Let’s move out for a moment and take a look at a few key slides that highlight some of these points. First, we have the historical spending paradigm from the dawn of time until 2012. Mentally slice in the new figure at just a tick over $10 billion for a sense of the choppiness of the market as of late, keeping in mind that the large spike in market growth for the supercomputer segment (which is all this chart represents) was the result of a few massive deals versus a broad industry trend.

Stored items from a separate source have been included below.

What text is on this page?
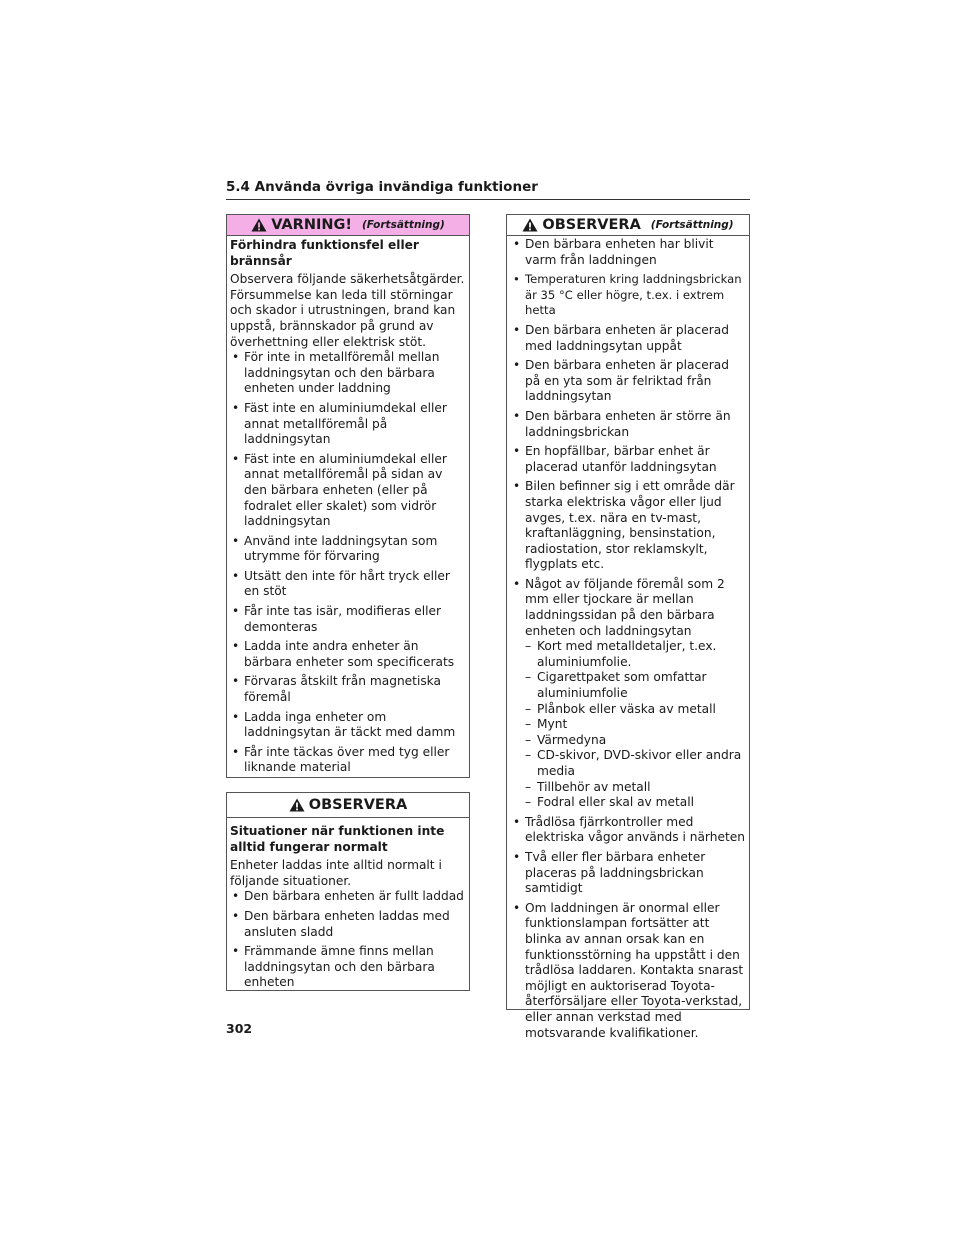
5.4 Använda övriga invändiga funktioner
VARNING! (Fortsättning)
Förhindra funktionsfel eller brännsår

Observera följande säkerhetsåtgärder. Försummelse kan leda till störningar och skador i utrustningen, brand kan uppstå, brännskador på grund av överhettning eller elektrisk stöt.

• För inte in metallföremål mellan laddningsytan och den bärbara enheten under laddning
• Fäst inte en aluminiumdekal eller annat metallföremål på laddningsytan
• Fäst inte en aluminiumdekal eller annat metallföremål på sidan av den bärbara enheten (eller på fodralet eller skalet) som vidrör laddningsytan
• Använd inte laddningsytan som utrymme för förvaring
• Utsätt den inte för hårt tryck eller en stöt
• Får inte tas isär, modifieras eller demonteras
• Ladda inte andra enheter än bärbara enheter som specificerats
• Förvaras åtskilt från magnetiska föremål
• Ladda inga enheter om laddningsytan är täckt med damm
• Får inte täckas över med tyg eller liknande material
OBSERVERA
Situationer när funktionen inte alltid fungerar normalt

Enheter laddas inte alltid normalt i följande situationer.

• Den bärbara enheten är fullt laddad
• Den bärbara enheten laddas med ansluten sladd
• Främmande ämne finns mellan laddningsytan och den bärbara enheten
OBSERVERA (Fortsättning)
• Den bärbara enheten har blivit varm från laddningen
• Temperaturen kring laddningsbrickan är 35 °C eller högre, t.ex. i extrem hetta
• Den bärbara enheten är placerad med laddningsytan uppåt
• Den bärbara enheten är placerad på en yta som är felriktad från laddningsytan
• Den bärbara enheten är större än laddningsbrickan
• En hopfällbar, bärbar enhet är placerad utanför laddningsytan
• Bilen befinner sig i ett område där starka elektriska vågor eller ljud avges, t.ex. nära en tv-mast, kraftanläggning, bensinstation, radiostation, stor reklamskylt, flygplats etc.
• Något av följande föremål som 2 mm eller tjockare är mellan laddningssidan på den bärbara enheten och laddningsytan
– Kort med metalldetaljer, t.ex. aluminiumfolie.
– Cigarettpaket som omfattar aluminiumfolie
– Plånbok eller väska av metall
– Mynt
– Värmedyna
– CD-skivor, DVD-skivor eller andra media
– Tillbehör av metall
– Fodral eller skal av metall
• Trådlösa fjärrkontroller med elektriska vågor används i närheten
• Två eller fler bärbara enheter placeras på laddningsbrickan samtidigt
• Om laddningen är onormal eller funktionslampan fortsätter att blinka av annan orsak kan en funktionsstörning ha uppstått i den trådlösa laddaren. Kontakta snarast möjligt en auktoriserad Toyota-återförsäljare eller Toyota-verkstad, eller annan verkstad med motsvarande kvalifikationer.
302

And so if all of this wasn’t convoluted enough in 2014, there’s another emerging problem—albeit an esoteric one. Simply put, it’s because of data, or, more specifically, factoring the exploding market around this into the broader HPC spreadsheet. It’s increasingly difficult for vendors in particular to draw lines between their “big data” and HPC businesses since so many procurements are trending around analytics. While IDC has segmented high performance data analysis as its own segment in the HPC market, one has to wonder at what point that model will break. Consider, for instance, users with standard cluster fare running message passing-intensive workloads like NASA and their climate modeling efforts. As we wrote yesterday, even with the new SGI system they purchased for this compute and data-intensive workload, they’re still devoting a great deal of their operations to data management and handling. This is not to mention others with large scale simulations that are throwing off more data than ever before and are finding themselves allocating an increasing amount of their cores towards just dealing with such data.
On that note, storage is the fastest growing segment under the HPC umbrella. The storage market was $4.1 billion in 2012, which IDC predicts will grow to $6 billion by 2017, representing over 8% CAGR. To put that in some context, recall that in 2000, the entire HPC server market from IDC figures was $6 billion. The HPDA momentum to drive this and further, with great storage comes the need for stronger interconnects, which will be another hot growth area.
As Steve Conway of IDC noted this morning, his group is having a harder time trusting in the numbers they’re given by the vendors. Not necessarily because of any padding, but because the differentiation is difficult. What is high performance data analysis, what is HPC? Where is the cutoff? Interestingly, it was obvious that for the first time, their language was reshaped, perhaps around the problem. Instead of seeing a lot of data around HPC, the two classifications were simply HPDA and supercomputing. Those two terms draw much clearer lines around the market segmentation than just calling it all HPC and assuming that the data volume and management troubles are part and parcel.
But consider these figures…67% of the HPC sites IDC surveys are using HPDA in some form in their workflows. But the real indicator is that this is consuming 30% of their compute cycles. Accordingly, in their diverged line for the server market at the high end, HPDA servers will comprise $1.2 billion. and the storage segment of HPDA will $800 million.
But back to the troublesome part of all of this—at what point do these stop being separate areas? When do HPC and HPDA diverge and if IDC chooses not to take this route, how do they continue looking at them through the same lens? It’s a tricky problem—one that we’ve encountered here as we try to partition stories across Datanami, EnterpriseTech, and HPCwire. It used to be clear what fit where, but now, it’s all big data. It’s all infrastructure. And if we take a positive tack, it’s all more interesting when it’s not easy to tell.